Project Home

Welcome to the homepage of the NSF-funded Regulation and Modeling of Lignin Biosynthesis Project (DBI-0922391). The purpose of this site is to provide background and updated progress on the development of predictive models of lignin biosynthesis in wood formation in the model woody plant, Populus trichocarpa (black cottonwood), and to provide centralized access to our expanding database (LigninSystemsDB) on systems modeling of lignin biosynthesis and to our transgenic collection.


Lignin is a phenolic polymer in cell walls of all vascular plants. Lignin polymerization is irreversible, providing an absolute end point in the metabolic pathway. Its accumulation creates a hydrophobic surface for water transport and its specific chemical structures form a pre-existing barrier limiting herbivory and restricting pathogens. The ability of woody plants to establish forest ecosystems depends on lignin. Lignin quantity and structures are also main barriers to the utilization of biomass for energy, materials and food. This NSF-funded project seeks to build models to quantitatively illustrate how the entire pathway is organized and regulated and to reveal new regulatory and metabolic flux control mechanisms, leading to lignin quantity and structures.

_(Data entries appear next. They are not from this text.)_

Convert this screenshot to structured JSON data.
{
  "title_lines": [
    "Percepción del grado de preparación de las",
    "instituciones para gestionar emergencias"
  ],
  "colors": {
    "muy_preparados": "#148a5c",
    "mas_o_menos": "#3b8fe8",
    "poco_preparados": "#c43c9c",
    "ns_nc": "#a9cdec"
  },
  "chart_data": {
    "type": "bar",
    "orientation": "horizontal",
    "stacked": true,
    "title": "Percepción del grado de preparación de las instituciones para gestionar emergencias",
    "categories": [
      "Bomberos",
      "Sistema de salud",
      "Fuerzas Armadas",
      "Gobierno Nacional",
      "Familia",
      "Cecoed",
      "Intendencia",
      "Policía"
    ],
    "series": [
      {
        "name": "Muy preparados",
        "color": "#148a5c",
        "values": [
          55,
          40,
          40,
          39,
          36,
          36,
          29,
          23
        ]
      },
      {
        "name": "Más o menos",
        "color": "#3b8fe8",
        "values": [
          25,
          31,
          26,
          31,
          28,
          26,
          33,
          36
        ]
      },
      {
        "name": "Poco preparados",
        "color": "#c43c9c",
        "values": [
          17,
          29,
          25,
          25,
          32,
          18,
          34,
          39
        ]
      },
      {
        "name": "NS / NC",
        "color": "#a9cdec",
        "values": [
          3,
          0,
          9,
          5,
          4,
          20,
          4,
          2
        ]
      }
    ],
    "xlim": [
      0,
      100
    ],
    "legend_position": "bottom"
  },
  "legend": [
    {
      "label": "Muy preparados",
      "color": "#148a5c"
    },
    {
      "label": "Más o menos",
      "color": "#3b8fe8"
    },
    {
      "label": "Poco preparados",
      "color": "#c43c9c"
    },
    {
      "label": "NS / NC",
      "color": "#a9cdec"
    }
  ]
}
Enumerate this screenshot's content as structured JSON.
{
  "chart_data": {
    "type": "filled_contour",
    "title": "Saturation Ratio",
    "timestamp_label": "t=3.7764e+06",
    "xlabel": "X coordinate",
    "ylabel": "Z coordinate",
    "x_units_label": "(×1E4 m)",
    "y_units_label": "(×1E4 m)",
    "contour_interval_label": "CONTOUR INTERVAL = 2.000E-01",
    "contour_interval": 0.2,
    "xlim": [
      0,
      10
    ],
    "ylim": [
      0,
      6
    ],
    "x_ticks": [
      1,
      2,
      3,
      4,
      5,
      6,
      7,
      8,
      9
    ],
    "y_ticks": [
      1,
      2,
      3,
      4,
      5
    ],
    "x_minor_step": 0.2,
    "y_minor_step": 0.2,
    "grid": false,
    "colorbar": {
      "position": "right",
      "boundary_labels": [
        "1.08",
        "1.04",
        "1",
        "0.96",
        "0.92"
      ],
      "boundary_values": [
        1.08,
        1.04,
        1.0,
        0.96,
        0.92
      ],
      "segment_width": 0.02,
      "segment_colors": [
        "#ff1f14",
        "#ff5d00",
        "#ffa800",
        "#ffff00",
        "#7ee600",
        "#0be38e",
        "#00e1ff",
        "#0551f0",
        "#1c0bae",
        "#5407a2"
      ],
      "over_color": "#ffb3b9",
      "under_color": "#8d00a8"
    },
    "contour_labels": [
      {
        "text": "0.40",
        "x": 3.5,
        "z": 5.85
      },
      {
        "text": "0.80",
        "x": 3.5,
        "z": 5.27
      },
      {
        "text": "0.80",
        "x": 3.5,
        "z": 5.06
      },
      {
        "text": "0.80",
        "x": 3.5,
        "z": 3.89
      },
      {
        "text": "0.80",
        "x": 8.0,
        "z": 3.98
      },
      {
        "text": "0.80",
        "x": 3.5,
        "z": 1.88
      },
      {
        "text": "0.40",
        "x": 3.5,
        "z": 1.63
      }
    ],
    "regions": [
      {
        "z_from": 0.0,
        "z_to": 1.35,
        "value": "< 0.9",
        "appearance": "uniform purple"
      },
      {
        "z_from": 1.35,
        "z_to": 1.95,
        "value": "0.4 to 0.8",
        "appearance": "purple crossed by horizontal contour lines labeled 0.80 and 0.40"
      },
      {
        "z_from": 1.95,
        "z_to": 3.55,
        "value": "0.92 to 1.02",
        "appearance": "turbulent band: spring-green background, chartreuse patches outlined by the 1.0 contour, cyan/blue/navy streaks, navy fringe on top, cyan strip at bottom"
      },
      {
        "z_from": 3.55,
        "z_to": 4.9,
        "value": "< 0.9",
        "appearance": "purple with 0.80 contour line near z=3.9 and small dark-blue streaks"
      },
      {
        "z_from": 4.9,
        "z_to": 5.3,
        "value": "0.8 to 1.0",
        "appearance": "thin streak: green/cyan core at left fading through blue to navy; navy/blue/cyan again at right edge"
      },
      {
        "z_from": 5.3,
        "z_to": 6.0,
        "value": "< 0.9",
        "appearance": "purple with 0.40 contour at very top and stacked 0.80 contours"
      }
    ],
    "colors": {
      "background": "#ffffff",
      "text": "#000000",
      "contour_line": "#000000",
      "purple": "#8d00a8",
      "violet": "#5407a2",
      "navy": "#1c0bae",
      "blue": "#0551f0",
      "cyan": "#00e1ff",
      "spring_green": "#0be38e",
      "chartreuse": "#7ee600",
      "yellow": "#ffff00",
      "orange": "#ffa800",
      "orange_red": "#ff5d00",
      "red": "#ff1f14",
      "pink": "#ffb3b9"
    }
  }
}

Research Approach and Goal

The project used P. trichocarpa (genotype Nisqually-1) and a systems approach including advanced quantitative methods of genomics, proteomics, biochemistry and structural chemistry, to provide the most comprehensive analysis of the regulation of lignin biosynthesis in wood formation ever undertaken. We took a transgenic perturbation strategy to systematically knock down all known pathway and regulatory genes involved in lignin biosynthesis during wood formation. We analyzed all knock-downs with transcriptomics, mass spectrometry proteomics, enzymology, metabolite profiling, and 1D & 2D NMR for lignin structure quantification. We integrated this information using correlation matrices and path analysis to formulate mechanisms of regulatory and metabolic pathway interactions. Such mechanisms were iteratively refined and validated by a signaling graph approach, providing specific regulatory constraints to flux distribution analysis and lignin structural predictions for a quantitative model of the biosynthesis of the lignin polymer. Our goal is a predictive model of lignin biosynthesis for greater understanding of the plant response to environmental stress and for more precise strategies to improve plant productivity and the production of energy, materials and food.